Terminating a TMO Modular Management Agreement has a voting authority process but it seems that this termination is being proposed without the Tenant membership body knowing what they are voting for ie what happens next. I would respectfully suggest that it is not in the tenants and leaseholders’ interest to leave the decision making up to such an uncaring Council. That is what will happen if the TMO is wound up right now. In 1995 I was part of a small team of TPAS independent housing consultants who helped set up the original TMO. The key motivation was to get away from what the tenant and leaseholder activists perceived as a permanent Conservative Council administration. Their campaign logo was 'We can do it better'. I produced a campaign video of that name for the tenants and leaseholders who wanted this change which featured only the words of the tenants reps.
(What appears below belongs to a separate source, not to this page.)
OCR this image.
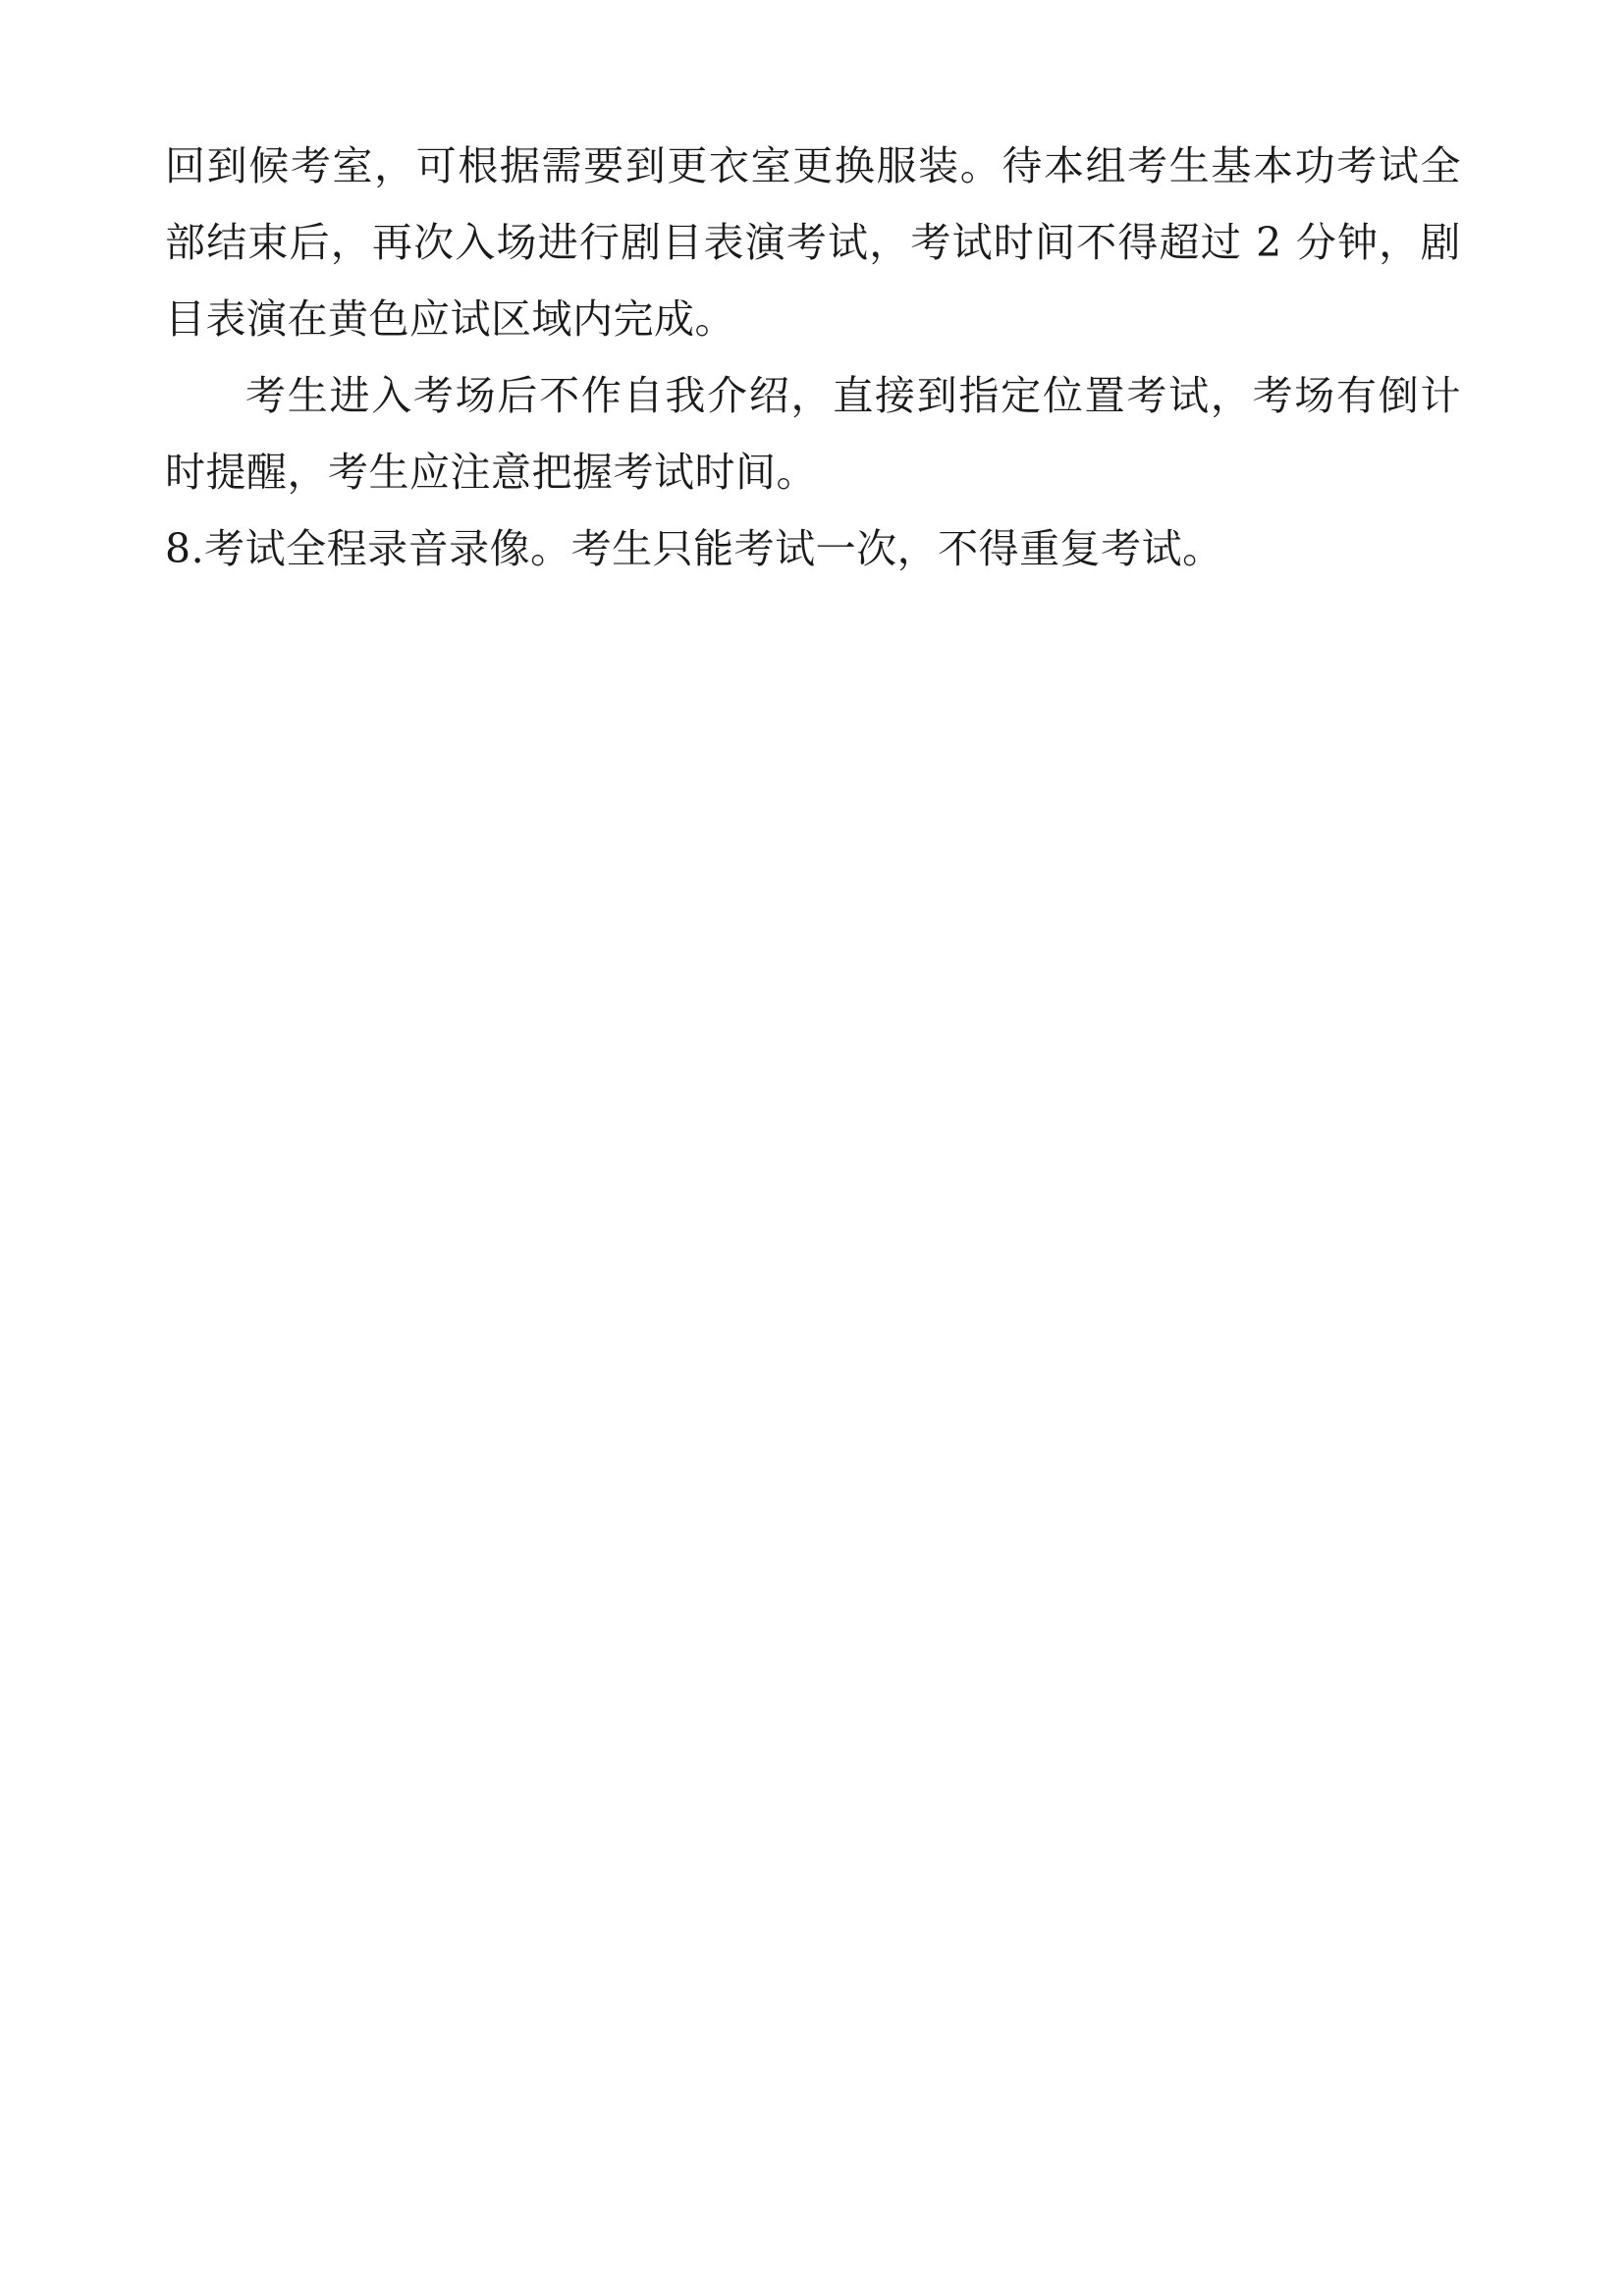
回到候考室，可根据需要到更衣室更换服装。待本组考生基本功考试全部结束后，再次入场进行剧目表演考试，考试时间不得超过 2 分钟，剧目表演在黄色应试区域内完成。

考生进入考场后不作自我介绍，直接到指定位置考试，考场有倒计时提醒，考生应注意把握考试时间。

8.考试全程录音录像。考生只能考试一次，不得重复考试。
Despite what Channel 4 keep mistakenly saying, it was not the initiative of the Council to 'outsource' the management of the homes to a new TMO. What actually happened was that the tenants themselves served, what is known as a 'Right to Manage' Notice on the Council. The Council could not resist this serving of Notice. For a number of years, it worked well and the management service was generally really good, but changes over time in the personnel changed that. Did you know that Notting Hill Housing Group owned 3 leasehold flats at Grenfell Tower which they leased out to K & C homeless families? Two of the families were lost in the fire. They also own 23 such flats on the next door Lancaster West Estate; families from these 23 flats had to be evacuated due to the fire.